Face à la persistance de la maladie à virus Ebola, souche Bundibugyo, les autorités sanitaires ont dressé un nouveau bilan faisant état de 808 cas confirmés, 192 décès et 50 guérisons. Lors d’un briefing presse tenu le 15 juin 2026, le gouvernement a insisté sur l’intensification de la prise en charge et la sensibilisation communautaire, alors que trois provinces restent touchées par l’épidémie.

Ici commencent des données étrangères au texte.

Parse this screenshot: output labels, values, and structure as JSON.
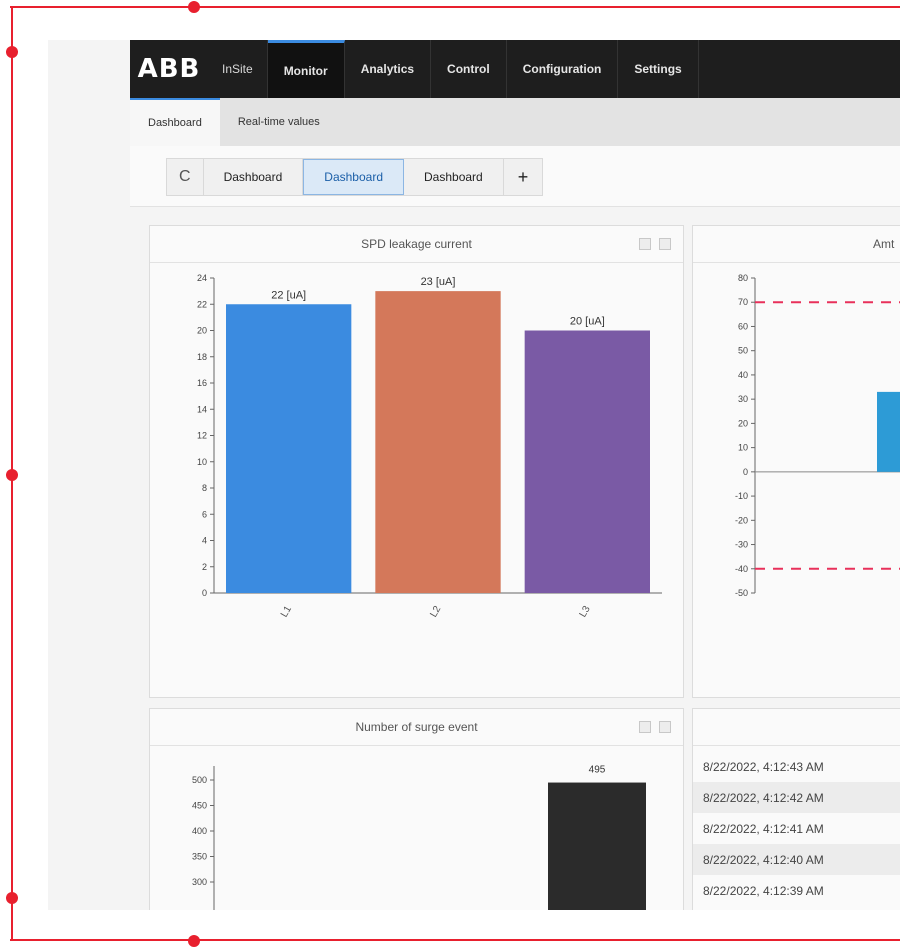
{
  "app": {
    "brand": "ABB",
    "product": "InSite",
    "nav": [
      "Monitor",
      "Analytics",
      "Control",
      "Configuration",
      "Settings"
    ],
    "subtabs": [
      "Dashboard",
      "Real-time values"
    ],
    "dashboard_tabs": [
      "Dashboard",
      "Dashboard",
      "Dashboard"
    ],
    "add_tab_label": "+",
    "history_icon": "C"
  },
  "panels": {
    "spd_title": "SPD leakage current",
    "ambient_title": "Amt",
    "surge_title": "Number of surge event"
  },
  "timestamps": [
    "8/22/2022, 4:12:43 AM",
    "8/22/2022, 4:12:42 AM",
    "8/22/2022, 4:12:41 AM",
    "8/22/2022, 4:12:40 AM",
    "8/22/2022, 4:12:39 AM"
  ],
  "colors": {
    "accent": "#3b8be0",
    "bar1": "#3b8be0",
    "bar2": "#d4785a",
    "bar3": "#7a5aa5",
    "ambient_bar": "#2d9bd6",
    "threshold": "#e8305a",
    "surge_bar": "#2b2b2b"
  },
  "chart_data": [
    {
      "type": "bar",
      "title": "SPD leakage current",
      "categories": [
        "L1",
        "L2",
        "L3"
      ],
      "values": [
        22,
        23,
        20
      ],
      "data_labels": [
        "22 [uA]",
        "23 [uA]",
        "20 [uA]"
      ],
      "ylim": [
        0,
        24
      ],
      "yticks": [
        "0",
        "2",
        "4",
        "6",
        "8",
        "10",
        "12",
        "14",
        "16",
        "18",
        "20",
        "22",
        "24"
      ]
    },
    {
      "type": "bar",
      "title": "Amt",
      "values": [
        33
      ],
      "ylim": [
        -50,
        80
      ],
      "yticks": [
        "80",
        "70",
        "60",
        "50",
        "40",
        "30",
        "20",
        "10",
        "0",
        "-10",
        "-20",
        "-30",
        "-40",
        "-50"
      ],
      "thresholds": [
        70,
        -40
      ]
    },
    {
      "type": "bar",
      "title": "Number of surge event",
      "values": [
        495
      ],
      "data_labels": [
        "495"
      ],
      "yticks": [
        "500",
        "450",
        "400",
        "350",
        "300"
      ]
    }
  ]
}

Un mois après l’annonce officielle de la résurgence de la maladie à virus Ebola, souche Bundibugyo, les autorités sanitaires congolaises ont fait le point sur l’évolution de l’épidémie. Lors d’un briefing presse tenu lundi 15 juin 2026, le ministre de la Santé publique, Hygiène et Prévoyance sociale, Samuel Roger Kamba, accompagné du ministre de la Communication et Médias Patrick Muyaya, a présenté les principales données actualisées de la situation.

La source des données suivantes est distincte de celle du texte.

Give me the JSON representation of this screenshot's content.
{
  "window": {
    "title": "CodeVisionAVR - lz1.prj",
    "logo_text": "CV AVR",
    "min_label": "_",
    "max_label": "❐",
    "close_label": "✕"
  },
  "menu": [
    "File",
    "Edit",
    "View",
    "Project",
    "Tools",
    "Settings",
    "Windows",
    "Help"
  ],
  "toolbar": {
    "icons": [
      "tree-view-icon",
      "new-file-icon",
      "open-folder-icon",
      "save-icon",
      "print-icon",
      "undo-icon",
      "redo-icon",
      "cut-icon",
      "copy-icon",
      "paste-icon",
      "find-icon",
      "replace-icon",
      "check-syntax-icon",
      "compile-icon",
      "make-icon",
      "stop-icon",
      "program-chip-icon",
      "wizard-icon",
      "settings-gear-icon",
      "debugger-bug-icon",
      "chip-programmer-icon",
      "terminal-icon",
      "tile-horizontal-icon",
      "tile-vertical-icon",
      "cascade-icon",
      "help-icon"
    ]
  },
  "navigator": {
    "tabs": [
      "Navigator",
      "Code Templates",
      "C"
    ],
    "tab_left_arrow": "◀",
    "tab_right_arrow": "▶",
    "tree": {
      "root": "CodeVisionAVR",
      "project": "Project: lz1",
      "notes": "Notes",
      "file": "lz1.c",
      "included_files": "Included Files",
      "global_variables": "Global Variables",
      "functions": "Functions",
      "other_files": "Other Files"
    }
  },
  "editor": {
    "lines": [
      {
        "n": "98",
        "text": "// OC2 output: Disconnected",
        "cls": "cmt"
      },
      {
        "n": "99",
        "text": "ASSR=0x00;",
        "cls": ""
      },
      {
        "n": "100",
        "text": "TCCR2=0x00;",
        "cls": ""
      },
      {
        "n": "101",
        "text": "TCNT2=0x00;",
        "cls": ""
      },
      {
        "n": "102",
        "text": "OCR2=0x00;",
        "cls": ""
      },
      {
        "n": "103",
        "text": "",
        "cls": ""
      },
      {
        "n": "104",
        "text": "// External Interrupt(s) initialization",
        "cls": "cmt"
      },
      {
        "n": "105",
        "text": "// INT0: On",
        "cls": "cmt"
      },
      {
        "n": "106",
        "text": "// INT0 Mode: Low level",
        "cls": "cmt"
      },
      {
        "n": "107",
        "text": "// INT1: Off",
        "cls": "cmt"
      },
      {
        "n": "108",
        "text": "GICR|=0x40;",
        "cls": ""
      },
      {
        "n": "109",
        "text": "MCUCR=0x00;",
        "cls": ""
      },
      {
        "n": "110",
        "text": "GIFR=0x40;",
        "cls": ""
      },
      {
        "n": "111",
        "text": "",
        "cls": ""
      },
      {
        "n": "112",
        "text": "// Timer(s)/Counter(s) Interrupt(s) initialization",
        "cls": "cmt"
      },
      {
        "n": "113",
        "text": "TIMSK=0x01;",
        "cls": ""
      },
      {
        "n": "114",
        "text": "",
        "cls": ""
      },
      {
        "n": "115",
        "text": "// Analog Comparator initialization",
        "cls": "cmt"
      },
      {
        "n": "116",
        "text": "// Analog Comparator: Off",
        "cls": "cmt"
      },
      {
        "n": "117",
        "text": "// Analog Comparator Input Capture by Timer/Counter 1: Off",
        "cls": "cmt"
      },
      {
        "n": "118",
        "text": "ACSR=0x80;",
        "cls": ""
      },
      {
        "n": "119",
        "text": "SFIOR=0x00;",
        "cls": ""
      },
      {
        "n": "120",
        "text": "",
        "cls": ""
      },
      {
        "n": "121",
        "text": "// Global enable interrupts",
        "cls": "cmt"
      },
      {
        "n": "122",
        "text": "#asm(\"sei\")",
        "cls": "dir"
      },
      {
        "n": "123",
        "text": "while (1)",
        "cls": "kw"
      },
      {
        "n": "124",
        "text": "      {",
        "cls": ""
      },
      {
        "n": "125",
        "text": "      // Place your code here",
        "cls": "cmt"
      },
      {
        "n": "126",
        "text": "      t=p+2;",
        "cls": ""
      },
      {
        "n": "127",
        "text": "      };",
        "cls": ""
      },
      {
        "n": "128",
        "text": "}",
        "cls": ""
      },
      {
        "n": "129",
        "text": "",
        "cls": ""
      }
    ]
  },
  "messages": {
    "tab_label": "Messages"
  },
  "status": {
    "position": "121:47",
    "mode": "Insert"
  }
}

Selon les chiffres communiqués, la République démocratique du Congo enregistre jusqu’à présent 808 cas confirmés depuis le début de l’épidémie d’Ebola virus disease. Parmi eux, 50 patients ont déjà été déclarés guéris, tandis que 192 décès ont été recensés. Actuellement, 363 malades sont pris en charge dans les structures sanitaires déployées dans le cadre de la riposte.
Pour le ministre Samuel Roger Kamba, ces données traduisent à la fois la persistance de l’épidémie et les efforts en cours sur le terrain. Il a insisté sur la nécessité d’une détection et d’une prise en charge rapides des cas afin d’améliorer les chances de survie.
« Le taux de mortalité est aujourd’hui de 23 %. Cela signifie que nous avons près de 80 % de chances de guérison. Plus les patients sont pris en charge tôt, plus les chances de survie augmentent », a-t-il souligné devant la presse.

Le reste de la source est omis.